Da buon magistrato, Montaigne riflette sulle cause delle liti e delle guerre e giunge alla conclusione – senza mai mettere da parte un sano e saggio dubbio – che la maggior parte dei conflitti, individuali e collettivi, nascono da un fraintendimento linguistico. Da uomo del Rinascimento qual è, l’autore sei Saggi ironizza sulla consuetudine medievale di accomulare glosse, che Rabelais paragona agli escrementi – faeces literarum – propugnando il rigore di un Platone, di un Plutarco e di un Seneca. Va oltre quando aggiunge allo stemma di famiglia (raffigurante la bilancia) la seguente frase: “Che cosa so?”.

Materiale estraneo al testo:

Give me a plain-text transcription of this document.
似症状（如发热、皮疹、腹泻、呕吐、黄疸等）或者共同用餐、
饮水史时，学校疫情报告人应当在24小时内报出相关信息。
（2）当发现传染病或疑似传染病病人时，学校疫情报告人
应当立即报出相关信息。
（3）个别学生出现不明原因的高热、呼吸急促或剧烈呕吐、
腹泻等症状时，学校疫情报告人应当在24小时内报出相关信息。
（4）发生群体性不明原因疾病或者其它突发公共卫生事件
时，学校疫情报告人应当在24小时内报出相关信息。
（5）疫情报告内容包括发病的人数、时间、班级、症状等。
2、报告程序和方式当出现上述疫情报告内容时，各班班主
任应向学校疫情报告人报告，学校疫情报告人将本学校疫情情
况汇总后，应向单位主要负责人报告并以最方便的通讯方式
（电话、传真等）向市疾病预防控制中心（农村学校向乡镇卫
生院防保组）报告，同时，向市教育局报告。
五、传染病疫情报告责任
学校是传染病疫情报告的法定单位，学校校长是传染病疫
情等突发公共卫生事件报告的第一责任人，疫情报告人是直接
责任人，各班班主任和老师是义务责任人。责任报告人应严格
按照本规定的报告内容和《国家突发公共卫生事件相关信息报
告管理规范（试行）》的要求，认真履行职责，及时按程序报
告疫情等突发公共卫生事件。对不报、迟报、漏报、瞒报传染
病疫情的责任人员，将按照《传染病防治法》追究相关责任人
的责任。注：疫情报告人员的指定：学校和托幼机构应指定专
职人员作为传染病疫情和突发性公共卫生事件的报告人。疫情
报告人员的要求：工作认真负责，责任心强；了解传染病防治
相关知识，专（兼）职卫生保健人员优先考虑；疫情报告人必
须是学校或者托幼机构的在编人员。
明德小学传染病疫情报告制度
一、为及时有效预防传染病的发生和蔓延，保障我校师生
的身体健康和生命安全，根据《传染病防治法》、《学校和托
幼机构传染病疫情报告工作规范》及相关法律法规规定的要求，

Divertente senza dubbio il capitolo (L’ermafrodita) che Montaigne dedica allo strano fenomeno di una ragazza che si ritrova sorprendentemente un maschio. E riporta la leggenda, ampiamente seguita in certe zone, secondo cui le fanciulle dovrebbero astenersi dal saltare. Sì, perché un salto brusco potrebbe far scendere d’un tratto gli attributi sessuali maschili. Nello stesso tempo minimizza simile prodigio, e noi lo immaginiamo nell’atto del sorridere: «La causa di tutto ciò – scrive Montaigne – è la forza dell’immaginazione». Insomma: a furia di pensarci, il sesso spunta loro in mezzo alle gambe. Acutamente Compagnon annota: «Non è l’invidia del pene teorizzata da Freud come stadio dello sviluppo sessuale delle bambine, ma un desiderio femminile, che per Montaigne è misterioso… se si desidera troppo il maschio, la donna finisce per diventarlo». Chiosa l’autore del bellissimo libricino Adelphi: «Difficile, anche qui, decidere se Montaigne dica sul serio».